Carbon Dioxide (CO2) is actually the total of bicarbonate and carbon dioxide. These two substances are in a dynamic equilibrium and help maintain the balance of acid and base in the body. The test also reflects the ability of the lungs to exchange oxygen for the carbon dioxide gas. Increases indicate more alkaline blood condition and in the extreme, metabolic alkalosis. Decreases show more acidity in the blood and in the extreme metabolic acidosis. Chloride is another electrolyte involved in maintaining proper fluid balance and pH balance. It is also part of the stomach’s hydrochloric acid that digests protein and levels are also influenced by kidney function. Increases are seen when too much acid is in the system, in dehydration, and with swelling caused by too much fluid inside the cells. Decreases are seen in excessive sweating, stomach acid deficiency and edema.
Creatinine is a waste product of muscle activity and levels are related to a person’s muscle mass and how much exercise and strenuous activity they perform. Increases can also be related to inadequate kidney function. Deceases may be due to lack of muscle mass or degeneration.
Complete Blood Count (CBC) Panel
White Blood Cells (WBC) represent the body’s immune system and the various kinds of white cells have specialized functions. Lymphocytes are mainly for defense against virus and cancer cells, while Polys are primarily defending against bacteria. Monocytes are the second line of defense and finish the job started by the lymphocytes and polys. They are seen in higher numbers when there is infection or inflammation. Basophils primarily function as clean up for allergy reactions and Eosinophils perform a service when toxins, allergens and parasites attack.
Red Blood Cells (RBC) are the oxygen carrying cells using Hemoglobin to hold the oxygen until it is exchanged for carbon dioxide.
Hematocrit is a measure of the volume of whole blood taken up by the red blood cells and expressed as a percent.

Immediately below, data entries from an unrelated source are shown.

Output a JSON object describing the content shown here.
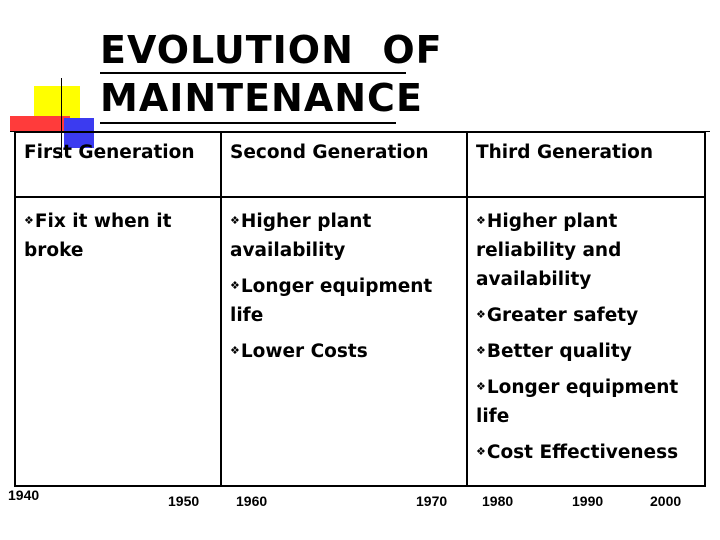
{
  "slide": {
    "title_line1": "Evolution  of",
    "title_line2": "Maintenance"
  },
  "table": {
    "headers": [
      "First Generation",
      "Second Generation",
      "Third Generation"
    ],
    "columns": [
      [
        "Fix it  when it broke"
      ],
      [
        "Higher plant availability",
        "Longer equipment life",
        "Lower Costs"
      ],
      [
        "Higher plant reliability and availability",
        "Greater safety",
        "Better quality",
        "Longer equipment life",
        "Cost Effectiveness"
      ]
    ]
  },
  "timeline": [
    "1940",
    "1950",
    "1960",
    "1970",
    "1980",
    "1990",
    "2000"
  ],
  "bullet_icon": "four-diamond-bullet-icon",
  "colors": {
    "yellow": "#ffff00",
    "blue": "#3b3bf0",
    "red": "#ff3b3b"
  }
}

MCV (Mean corpuscular volume), MHC (Mean corpuscular hemoglobin), MCHC (Mean corpuscular hemoglobin concentration) and RDW (Red cell distribution width) all reflect the size, shape and contents of red cells.
Platelets are special cells in the blood that help form clots when repair is necessary.
This test measures your blood fats. The lipid profile is a group of tests that are often ordered together to determine risk of coronary heart disease. They are tests that have been shown to be good indicators of whether someone is likely to have a heart attack or stroke caused by blockage of blood vessels or hardening of the arteries (atherosclerois). The lipid profile typically includes:
- Total cholesterol
- High density lipoprotein cholesterol (HDL-C) — often called good cholesterol
- Low density lipoprotein cholesterol (LDL-C) —often called bad cholesterol
- TriglyceridesVery low density lipoprotein cholesterol (VLDL-C)
Cholesterol is derived from the diet, formed in the liver and found in all cells of the body. It is used to form hormones, antibodies and bile salts and also protects cell membranes. It is also used to evaluate risk for atherosclerosis. HDL cholesterol is called the “good” cholesterol and LDL is the “bad” fraction that sticks to the linings of arteries. Increases are seen in atherosclerosis, hypothyroidism, and stomach problems affecting digestion of fats and in high fat diets. Decreases are seen some liver disorders, hyperthyroidism and severely fat restricted diets.
Triglycerides are circulating fats that are made in the liver. Like glucose, they can be a source of energy and their amount increases when glucose cannot be used properly. Increases are seen in diabetes, atherosclerosis, hypothyroid conditions, high fat diet and alcoholism. Decreases are seen in hyperthyroidism, autoimmune disorders, vegetarian diet and deficiency of stomach acid.